We’ve received several complaints from readers about our coverage of the recent election. Some readers objected to our not publishing a print edition the day after the election. Others were upset we did not publish a photo of President-elect Barack Obama or a stand-alone article on his historic accomplishment in being the first black elected to the presidency. Some readers accused us of racism or bias against Democrats. Others felt our local focus on lower-than-expected voter turnout and the runaway nature of most of the county’s races was myopic and provincial.
I’ll try to respond to these complaints as best I can. Hopefully this will explain why we made the choices we did, though I certainly don’t expect all readers to agree with those choices.
Over the past 50 years, the Transcript-Bulletin has traditionally published a Wednesday paper following national and major county elections — roughly every other year. In recent years, however, there have been times we have not adhered to this practice. For example, in 2004, the last presidential election year, we did not publish a Wednesday paper. Nor did we last year. Our guide of late on whether or not to publish on Wednesdays has typically been the level and intensity of local races. In 2006, for example, with two county commission seats up for grabs and two tight legislative races, we did publish on Wednesday. The last two years, however, we used our Web site to break election coverage early on Wednesday morning, then tried to follow up with more analytical stories in Thursday’s print edition.
That said, talking with readers has convinced me we are making the wrong decision in choosing not to publish Wednesday election issues. Several readers have pointed out that many people in the community don’t access news via the Internet. Many others have said they like the tradition of their local paper delivering immediate election results the next morning.
I agree. If this is important to readers, it has to be important to us. From here on, we’ll recommit to publishing a print edition on Wednesdays following every general election.
This is no small undertaking for us. In the past, it has involved organizing dozens of carriers and feeding them breakfast early on Wednesday morning, reshuffling press schedules, changing advertising deadlines, keeping the editorial staff up all night covering returns, and getting the design staff to lay out the paper well before dawn. But the loyalty readers have shown us through their passionate feedback proves that all this endeavor is worthwhile.
Regarding our recent election coverage, our intent was not to ignore the presidential race but rather to focus on local politics. The lead sentence of our lead story tried to encapsulate that: “On a day when Americans turned out in record numbers to elect the first black president in the nation’s history, only one race in Tooele County was truly competitive while local voter turnout fell far short of expectations.”
Our decision not to feature Obama’s victory on the front page was not made out of bias. We did not feature victories by George W. Bush in 2000 or 2004 on A1. We simply felt that mentioning the result of the presidential race was sufficient for a local paper whose mandate is to focus on local issues. There are too many other media outlets covering a presidential election for us to add anything original.

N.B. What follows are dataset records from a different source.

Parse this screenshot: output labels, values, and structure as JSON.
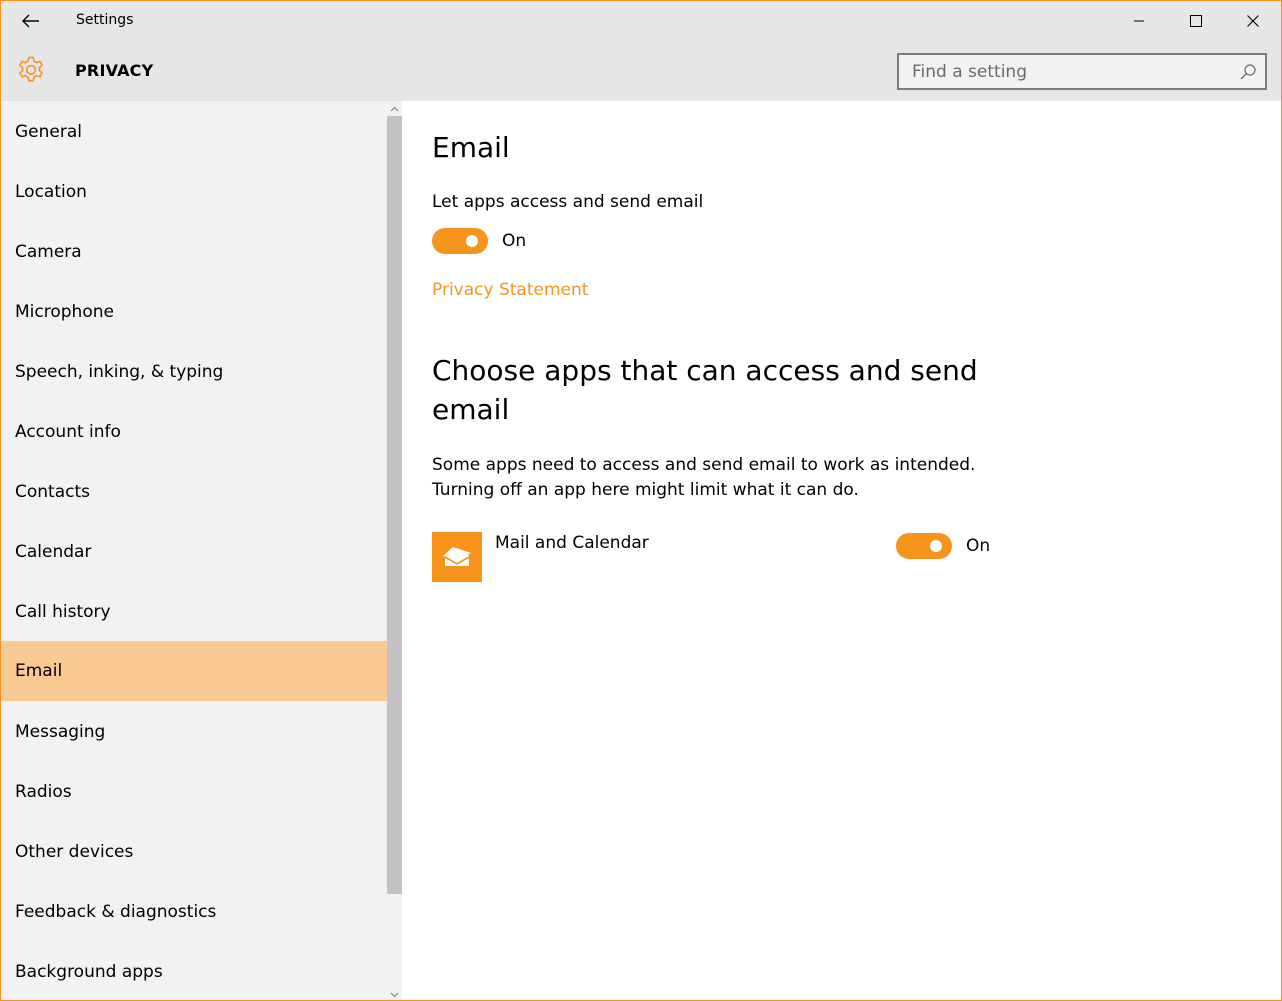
{
  "window": {
    "title": "Settings",
    "border_color": "#f7941d"
  },
  "title_bar": {
    "back_icon": "back-arrow-icon",
    "minimize_icon": "minimize-icon",
    "maximize_icon": "maximize-icon",
    "close_icon": "close-icon"
  },
  "header": {
    "icon": "gear-icon",
    "title": "PRIVACY",
    "search": {
      "placeholder": "Find a setting",
      "value": "",
      "icon": "search-icon"
    }
  },
  "sidebar": {
    "selected_index": 9,
    "items": [
      {
        "label": "General"
      },
      {
        "label": "Location"
      },
      {
        "label": "Camera"
      },
      {
        "label": "Microphone"
      },
      {
        "label": "Speech, inking, & typing"
      },
      {
        "label": "Account info"
      },
      {
        "label": "Contacts"
      },
      {
        "label": "Calendar"
      },
      {
        "label": "Call history"
      },
      {
        "label": "Email"
      },
      {
        "label": "Messaging"
      },
      {
        "label": "Radios"
      },
      {
        "label": "Other devices"
      },
      {
        "label": "Feedback & diagnostics"
      },
      {
        "label": "Background apps"
      }
    ]
  },
  "main": {
    "section_title": "Email",
    "master_toggle": {
      "description": "Let apps access and send email",
      "state_label": "On",
      "is_on": true
    },
    "privacy_link": "Privacy Statement",
    "choose_heading": "Choose apps that can access and send email",
    "choose_description": "Some apps need to access and send email to work as intended. Turning off an app here might limit what it can do.",
    "apps": [
      {
        "name": "Mail and Calendar",
        "icon": "mail-calendar-icon",
        "state_label": "On",
        "is_on": true
      }
    ]
  },
  "colors": {
    "accent": "#f7941d",
    "selected_nav": "#f9c993",
    "chrome_bg": "#e6e6e6",
    "sidebar_bg": "#f2f2f2"
  }
}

Our competitive advantage as a hometown newspaper lies in the fact that our reporters can talk to local candidates and voters. That was illustrated last year, when our lead election issue story and photo were devoted to Dave McCall, the first black to win a seat on the Tooele City Council.
A quick scan of other non-daily papers across the state seems to indicate they feel like we do. Most used their election issues to focus on local races and few featured Obama on their front page.
Large dailies across the nation reaped a windfall the day after the election when their newsstand sales skyrocketed. Many papers sold extra issues commemorating Obama’s historic victory. But, as Salt Lake Tribune columnist Rebecca Walsh pointed out in a recent column, many of those same papers have had nothing but bad news behind the scenes — declining circulation, declining ad revenue, mass newsroom layoffs — for several years. On the other hand, smaller community newspapers have generally done quite well over the same time period, largely by focusing intensely on local news the dailies can’t or won’t cover — such as local elections.
At the Transcript-Bulletin, we’re committed to the idea of covering local news first. But if there are ever ways we can do that better — such as publishing Wednesday election issues — we will make changes to serve readers. I appreciate all the reader feedback that’s come to us over the past several days. As always, please keep letting us know how you think we’re doing.